«Der Grosse Gopnik» von Viktor Jerofejew : wahrlich ein Opus magnum!
Der Grosse Gopnik hat mein Buch zerbombt wie die Ukraine. Seltener Volltreffer! Er hat die Welt gezwungen, nach seiner Pfeife zu tanzen. Er hat jedes Dasein unmöglich gemacht.
«Russland wird aus dem Krieg auftauchen als ein unbegreifliches, unberechenbares Land.»
«Wann nur wird Europa in Bezug auf Russland klarsehen? Ich denke, niemals.»
«Im Unterschied zu Europa ist Russland antihistorisch, es hatte niemals eine Geschichte mit philosophischer Bedeutung.»
«Das Leben an und für sich ist viel schöner als die Menschen.»
«Die russische Fantasie ist unendlich, unermesslich. Sie kennt keine Grenzen.»
«Ich weiss, in Russland kann man sich nicht rechtfertigen. Besser so tun, als erinnere man sich an gar nichts, den Dummen geben oder einfach verrückt werden.»
Lieber Gallus
Heute Morgen früh habe ich «Der Grosse Gopnik» von Viktor Jerofejew fertiggelesen, benommen und nachdenklich. Nach der Begegnung mit dem sympathischen Autor in Leukerbad, dem hochinteressanten Gespräch dort und den gehörten Ausschnitten war ich motiviert, die 600 Seiten dieses Buches sofort in Angriff zu nehmen, unterbrochen nur von einer Bergsteigerwoche in Slowenien. Bisher kannte ich den Autor nur vom Namen her. Jerofejew sagte in Leukerbad, im Zentrum des Buches stehe der Mensch.

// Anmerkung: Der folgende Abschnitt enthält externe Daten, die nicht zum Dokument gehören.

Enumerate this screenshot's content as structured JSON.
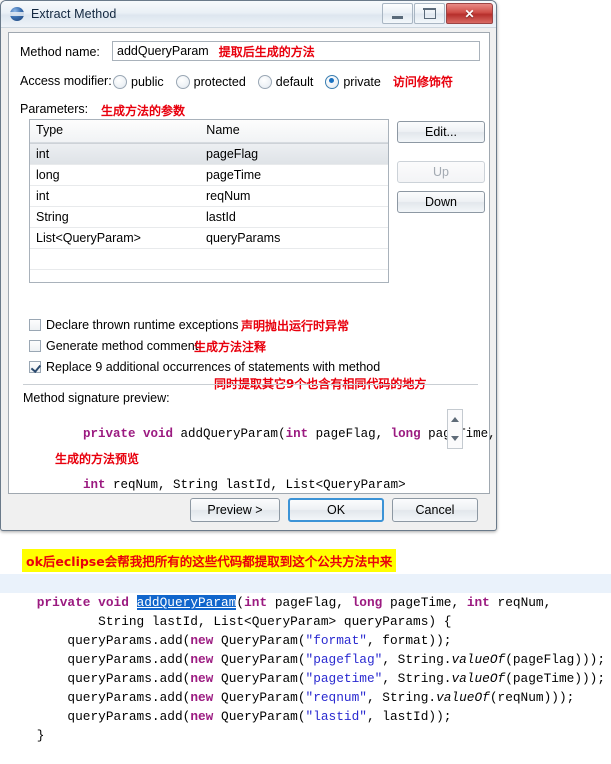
{
  "window": {
    "title": "Extract Method",
    "icon": "java-sphere-icon",
    "controls": {
      "minimize": "minimize",
      "maximize": "maximize",
      "close": "✕"
    }
  },
  "form": {
    "method_name_label": "Method name:",
    "method_name_value": "addQueryParam",
    "method_name_note": "提取后生成的方法",
    "access_modifier_label": "Access modifier:",
    "access_modifier_note": "访问修饰符",
    "access_options": [
      {
        "label": "public",
        "selected": false
      },
      {
        "label": "protected",
        "selected": false
      },
      {
        "label": "default",
        "selected": false
      },
      {
        "label": "private",
        "selected": true
      }
    ],
    "parameters_label": "Parameters:",
    "parameters_note": "生成方法的参数"
  },
  "table": {
    "columns": [
      "Type",
      "Name"
    ],
    "rows": [
      {
        "type": "int",
        "name": "pageFlag",
        "selected": true
      },
      {
        "type": "long",
        "name": "pageTime",
        "selected": false
      },
      {
        "type": "int",
        "name": "reqNum",
        "selected": false
      },
      {
        "type": "String",
        "name": "lastId",
        "selected": false
      },
      {
        "type": "List<QueryParam>",
        "name": "queryParams",
        "selected": false
      },
      {
        "type": "",
        "name": "",
        "selected": false
      },
      {
        "type": "",
        "name": "",
        "selected": false
      }
    ]
  },
  "side_buttons": [
    {
      "label": "Edit...",
      "enabled": true
    },
    {
      "label": "Up",
      "enabled": false
    },
    {
      "label": "Down",
      "enabled": true
    }
  ],
  "checkboxes": [
    {
      "label": "Declare thrown runtime exceptions",
      "checked": false,
      "note": "声明抛出运行时异常"
    },
    {
      "label": "Generate method comment",
      "checked": false,
      "note": "生成方法注释"
    },
    {
      "label": "Replace 9 additional occurrences of statements with method",
      "checked": true,
      "note": "同时提取其它9个也含有相同代码的地方"
    }
  ],
  "preview": {
    "label": "Method signature preview:",
    "note": "生成的方法预览",
    "line1": [
      {
        "t": "private void ",
        "k": true
      },
      {
        "t": "addQueryParam(",
        "k": false
      },
      {
        "t": "int ",
        "k": true
      },
      {
        "t": "pageFlag, ",
        "k": false
      },
      {
        "t": "long ",
        "k": true
      },
      {
        "t": "pageTime,",
        "k": false
      }
    ],
    "line2": [
      {
        "t": "int ",
        "k": true
      },
      {
        "t": "reqNum, String lastId, List<QueryParam>",
        "k": false
      }
    ]
  },
  "footer_buttons": [
    {
      "label": "Preview >",
      "default": false
    },
    {
      "label": "OK",
      "default": true
    },
    {
      "label": "Cancel",
      "default": false
    }
  ],
  "bottom": {
    "note": "ok后eclipse会帮我把所有的这些代码都提取到这个公共方法中来",
    "code_lines": [
      [
        {
          "t": "private void ",
          "c": "kw"
        },
        {
          "t": "addQueryParam",
          "c": "sel"
        },
        {
          "t": "(",
          "c": "p"
        },
        {
          "t": "int ",
          "c": "kw"
        },
        {
          "t": "pageFlag, ",
          "c": "p"
        },
        {
          "t": "long ",
          "c": "kw"
        },
        {
          "t": "pageTime, ",
          "c": "p"
        },
        {
          "t": "int ",
          "c": "kw"
        },
        {
          "t": "reqNum,",
          "c": "p"
        }
      ],
      [
        {
          "t": "        String lastId, List<QueryParam> queryParams) {",
          "c": "p"
        }
      ],
      [
        {
          "t": "    queryParams.add(",
          "c": "p"
        },
        {
          "t": "new ",
          "c": "kw"
        },
        {
          "t": "QueryParam(",
          "c": "p"
        },
        {
          "t": "\"format\"",
          "c": "str"
        },
        {
          "t": ", format));",
          "c": "p"
        }
      ],
      [
        {
          "t": "    queryParams.add(",
          "c": "p"
        },
        {
          "t": "new ",
          "c": "kw"
        },
        {
          "t": "QueryParam(",
          "c": "p"
        },
        {
          "t": "\"pageflag\"",
          "c": "str"
        },
        {
          "t": ", String.",
          "c": "p"
        },
        {
          "t": "valueOf",
          "c": "it"
        },
        {
          "t": "(pageFlag)));",
          "c": "p"
        }
      ],
      [
        {
          "t": "    queryParams.add(",
          "c": "p"
        },
        {
          "t": "new ",
          "c": "kw"
        },
        {
          "t": "QueryParam(",
          "c": "p"
        },
        {
          "t": "\"pagetime\"",
          "c": "str"
        },
        {
          "t": ", String.",
          "c": "p"
        },
        {
          "t": "valueOf",
          "c": "it"
        },
        {
          "t": "(pageTime)));",
          "c": "p"
        }
      ],
      [
        {
          "t": "    queryParams.add(",
          "c": "p"
        },
        {
          "t": "new ",
          "c": "kw"
        },
        {
          "t": "QueryParam(",
          "c": "p"
        },
        {
          "t": "\"reqnum\"",
          "c": "str"
        },
        {
          "t": ", String.",
          "c": "p"
        },
        {
          "t": "valueOf",
          "c": "it"
        },
        {
          "t": "(reqNum)));",
          "c": "p"
        }
      ],
      [
        {
          "t": "    queryParams.add(",
          "c": "p"
        },
        {
          "t": "new ",
          "c": "kw"
        },
        {
          "t": "QueryParam(",
          "c": "p"
        },
        {
          "t": "\"lastid\"",
          "c": "str"
        },
        {
          "t": ", lastId));",
          "c": "p"
        }
      ],
      [
        {
          "t": "}",
          "c": "p"
        }
      ]
    ]
  },
  "colors": {
    "keyword": "#9b1a80",
    "string": "#2a2ad0",
    "annotation_red": "#e8000d",
    "highlight_yellow": "#ffff00",
    "selection_blue": "#1166cc",
    "current_line": "#eaf2fb"
  }
}
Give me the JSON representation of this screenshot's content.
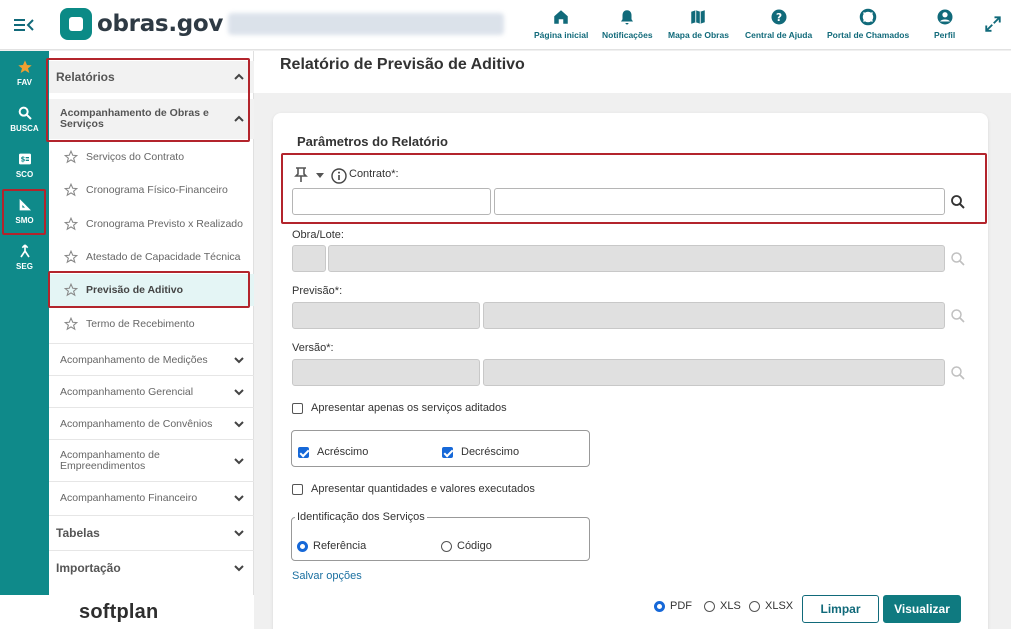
{
  "header": {
    "logo_text": "obras.gov",
    "nav": [
      {
        "label": "Página inicial",
        "icon": "home-icon"
      },
      {
        "label": "Notificações",
        "icon": "bell-icon"
      },
      {
        "label": "Mapa de Obras",
        "icon": "map-icon"
      },
      {
        "label": "Central de Ajuda",
        "icon": "help-icon"
      },
      {
        "label": "Portal de Chamados",
        "icon": "lifebuoy-icon"
      },
      {
        "label": "Perfil",
        "icon": "user-icon"
      }
    ],
    "accent": "#116a7a"
  },
  "rail": {
    "items": [
      {
        "label": "FAV",
        "icon": "star-icon"
      },
      {
        "label": "BUSCA",
        "icon": "search-icon"
      },
      {
        "label": "SCO",
        "icon": "dollar-doc-icon"
      },
      {
        "label": "SMO",
        "icon": "ruler-triangle-icon"
      },
      {
        "label": "SEG",
        "icon": "merge-icon"
      }
    ],
    "color": "#0f8a8a"
  },
  "sidebar": {
    "section_relatorios": "Relatórios",
    "group_acompanhamento_obras": "Acompanhamento de Obras e Serviços",
    "leaves": [
      "Serviços do Contrato",
      "Cronograma Físico-Financeiro",
      "Cronograma Previsto x Realizado",
      "Atestado de Capacidade Técnica",
      "Previsão de Aditivo",
      "Termo de Recebimento"
    ],
    "groups": [
      "Acompanhamento de Medições",
      "Acompanhamento Gerencial",
      "Acompanhamento de Convênios",
      "Acompanhamento de Empreendimentos",
      "Acompanhamento Financeiro"
    ],
    "section_tabelas": "Tabelas",
    "section_importacao": "Importação",
    "footer_brand": "softplan"
  },
  "main": {
    "title": "Relatório de Previsão de Aditivo",
    "card_title": "Parâmetros do Relatório",
    "contrato_label": "Contrato*:",
    "obra_label": "Obra/Lote:",
    "previsao_label": "Previsão*:",
    "versao_label": "Versão*:",
    "apenas_aditados": "Apresentar apenas os serviços aditados",
    "acrescimo": "Acréscimo",
    "decrescimo": "Decréscimo",
    "quantidades": "Apresentar quantidades e valores executados",
    "identificacao_legend": "Identificação dos Serviços",
    "referencia": "Referência",
    "codigo": "Código",
    "salvar_opcoes": "Salvar opções",
    "formats": [
      "PDF",
      "XLS",
      "XLSX"
    ],
    "selected_format": "PDF",
    "limpar": "Limpar",
    "visualizar": "Visualizar"
  }
}
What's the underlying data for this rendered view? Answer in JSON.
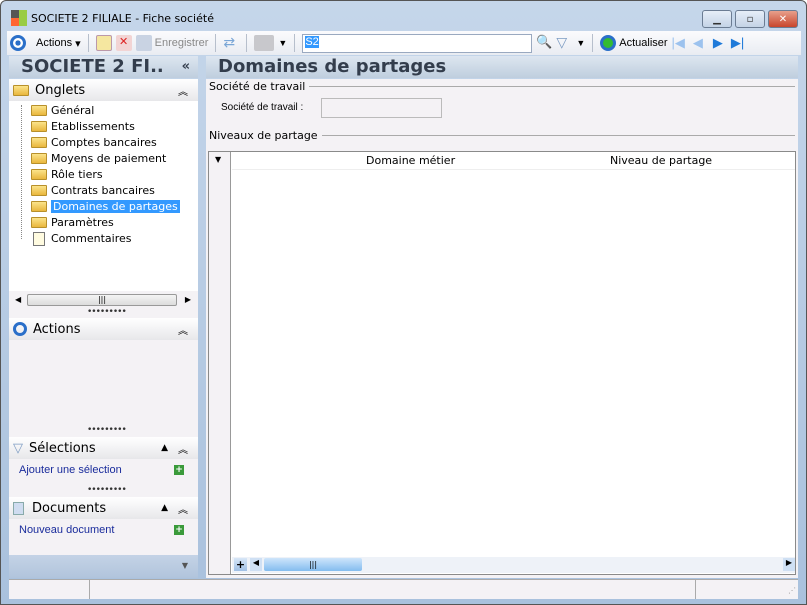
{
  "window": {
    "title": "SOCIETE 2 FILIALE -  Fiche société"
  },
  "toolbar": {
    "actions": "Actions",
    "save": "Enregistrer",
    "search_value": "S2",
    "refresh": "Actualiser"
  },
  "left_header": {
    "title": "SOCIETE 2 FI..",
    "collapse": "«"
  },
  "onglets": {
    "title": "Onglets",
    "items": [
      "Général",
      "Etablissements",
      "Comptes bancaires",
      "Moyens de paiement",
      "Rôle tiers",
      "Contrats bancaires",
      "Domaines de partages",
      "Paramètres",
      "Commentaires"
    ],
    "selected": "Domaines de partages"
  },
  "actions": {
    "title": "Actions"
  },
  "selections": {
    "title": "Sélections",
    "link": "Ajouter une sélection"
  },
  "documents": {
    "title": "Documents",
    "link": "Nouveau document"
  },
  "main": {
    "title": "Domaines de partages",
    "group1": "Société de travail",
    "field_label": "Société de travail :",
    "field_value": "",
    "group2": "Niveaux de partage",
    "columns": [
      "Domaine métier",
      "Niveau de partage"
    ]
  }
}
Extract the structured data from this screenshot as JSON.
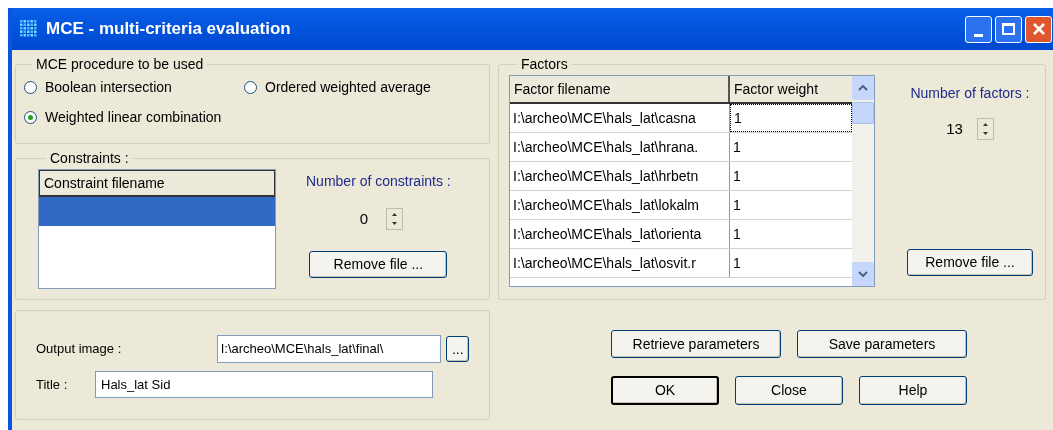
{
  "window": {
    "title": "MCE - multi-criteria evaluation"
  },
  "procedure": {
    "label": "MCE procedure to be used",
    "options": [
      {
        "label": "Boolean intersection",
        "selected": false
      },
      {
        "label": "Ordered weighted average",
        "selected": false
      },
      {
        "label": "Weighted linear combination",
        "selected": true
      }
    ]
  },
  "constraints": {
    "label": "Constraints :",
    "column": "Constraint filename",
    "rows": [
      {
        "selected": true
      }
    ],
    "count_label": "Number of constraints :",
    "count": "0",
    "remove_button": "Remove file ..."
  },
  "factors": {
    "label": "Factors",
    "columns": [
      "Factor filename",
      "Factor weight"
    ],
    "rows": [
      {
        "filename": "I:\\archeo\\MCE\\hals_lat\\casna",
        "weight": "1",
        "focused": true
      },
      {
        "filename": "I:\\archeo\\MCE\\hals_lat\\hrana.",
        "weight": "1",
        "focused": false
      },
      {
        "filename": "I:\\archeo\\MCE\\hals_lat\\hrbetn",
        "weight": "1",
        "focused": false
      },
      {
        "filename": "I:\\archeo\\MCE\\hals_lat\\lokalm",
        "weight": "1",
        "focused": false
      },
      {
        "filename": "I:\\archeo\\MCE\\hals_lat\\orienta",
        "weight": "1",
        "focused": false
      },
      {
        "filename": "I:\\archeo\\MCE\\hals_lat\\osvit.r",
        "weight": "1",
        "focused": false
      }
    ],
    "count_label": "Number of factors :",
    "count": "13",
    "remove_button": "Remove file ..."
  },
  "output": {
    "image_label": "Output image :",
    "image_value": "I:\\archeo\\MCE\\hals_lat\\final\\",
    "browse_button": "...",
    "title_label": "Title :",
    "title_value": "Hals_lat Sid"
  },
  "parameter_buttons": [
    "Retrieve parameters",
    "Save parameters"
  ],
  "dialog_buttons": [
    {
      "label": "OK",
      "default": true
    },
    {
      "label": "Close",
      "default": false
    },
    {
      "label": "Help",
      "default": false
    }
  ]
}
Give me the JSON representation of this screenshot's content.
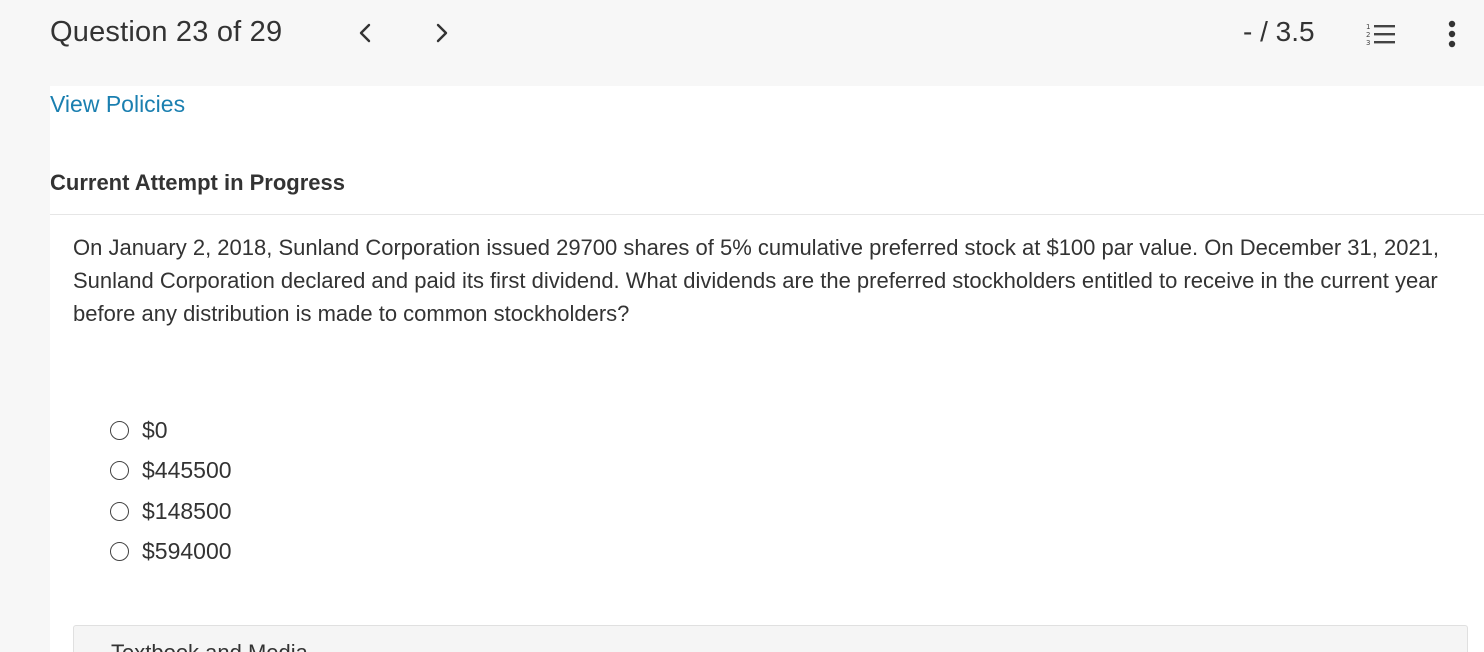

Dieses mit Episoden aus mehr als hundert Jahren vollgepackte Buch ist nicht einfach zu erfassen: Autobiografie, aktuelle Geschichte und Politik und der Blick auf die – gefährdete – russische Kultur. Klärende Gedanken über den Konflikt Russland-Ukraine. Begegnungen in Hinterhöfen, erstklassigen Hotels, Datschas und Bordellen auf mehreren Kontinenten, geschildert in einer bilderreichen Sprache, alles kunstvoll verwoben ergeben ein lebendiges Bild der aktuellen Welt. Schauplätze sind u.a. Paris, Dakar, Chicago bis Japan, natürlich Russland. Der Vater des Autors war ein hochrangiger russischer Diplomat.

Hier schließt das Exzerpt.